I’d been glad to see it. With the rebuilding for him and the planning and management for me, the care of my uncle, a house full of people waiting on the completion of their cottages, and Mary’s watchful eye, it wasn’t often that he managed to take my face in his hands, as he had once before. Though he had managed it. He could be rather ingenious that way. When I brushed my hair at night, I looked at the silver swan on my dressing table and no longer saw the upward escape of flight. I saw the act of alighting, of settling softly in. But lately he had struck me as restless, and sometimes I would catch his gaze wandering, looking at things I could not see.

And then one evening he knocked on the bedchamber door and asked Mary if I would like to go rolling. I couldn’t imagine what he meant, the polished floor of the ballroom still being mud-covered and ruined, but when I saw the long, wide hallway that led to the upper garrets, the floor newly polished, and the skates, cleaned, oiled, and dangling from his hand, I could not hide my delight.

We raced — no telling what the villagers still in the house below thought of our noise — while Mary, ever vigilant, watched from the garret steps. He wouldn’t let me win, as I thought a gentleman might have, and only laughed when I complained, telling me that I had no complaint, as he’d never been a gentleman. But I could also see that he had something on his mind. When I slowed after our sixth lap, laughing and trying to catch my breath, he turned to me and said, “Mr. Cooper came to see me today.”

I waited for him to go on, but there was no other noise than our wheels on the passing floor. And then I saw something I had only ever seen once: a tinge of pink beneath his skin. I stared at the new color as he skated on, hands in his pockets, until we were at the farthest end of the hall, away from Mary.

“Mr. Cooper came today and … he asked my permission to marry Aunt Bit.”

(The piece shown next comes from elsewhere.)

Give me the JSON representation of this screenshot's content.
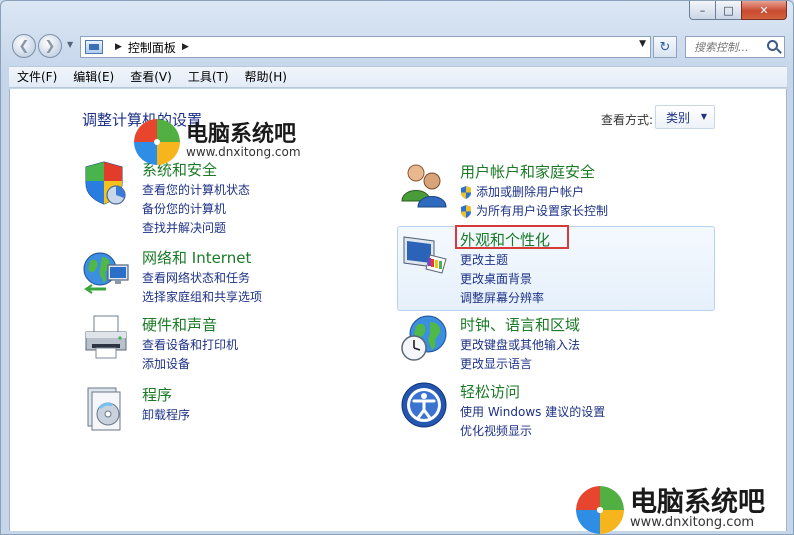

I blinked. As good friends as Mrs. Jefferies and I had become, I had never thought of her as … marriageable. Of course, I’d never thought of myself that way either, not before Stranwyne. But I’d not forgotten Mr. Cooper’s signature on the paper denouncing my sanity, though in light of the threat to his home, I had struggled to. The gray eyes were on me, waiting, so I said, “Well, what does Mrs. Jefferies say about it? Isn’t it rather sudden?”

He slowed to a stop and ran a hand through his hair, and I watched, enthralled, as his skin flushed further. “That’s … why I’m telling you this, actually. Aunt Bit says she’s going to come to you herself, and …” He lowered his voice. “The truth of it is, this whole thing’s been going on a long time. I didn’t know until you said something about the room with all the ornaments and the crystal and such. I knew she’d borrowed that silver wolf — or I knew it after she told me she had — but …” He sighed. “I reckon she was trying to impress him, and they had to meet away from the village, so …” He shrugged. “Aunt Bit says Mr. Cooper has a taste for ‘fine things.’”

My eyes widened. I remembered Mr. Cooper’s twitchy gait down the tunnel, and Mrs. Jefferies opening the ballroom door when they knew we were all going to the castle, and the silver wolf on the table in the room of the ornaments, with a supper laid out before the fire. I thought of that night, and felt my hand go to my throat.

“Oh, no.”

“Oh, yes,” he replied.

“And I just sat there on the settee, waiting and waiting….”

“While they peeked through the window, their supper going cold.”

I stared back into Lane’s appalled face. The situation was ridiculous and horrifying all at once. A long moment passed, and then I giggled, Lane smiled, and seconds later the bare walls rang as we laughed. Mary shook her head at us, her face showing disapproval from the stairwell as Lane took my hand, pale cream in his tan, and pulled me forward to skate the other way down the hall while I tried to catch my breath.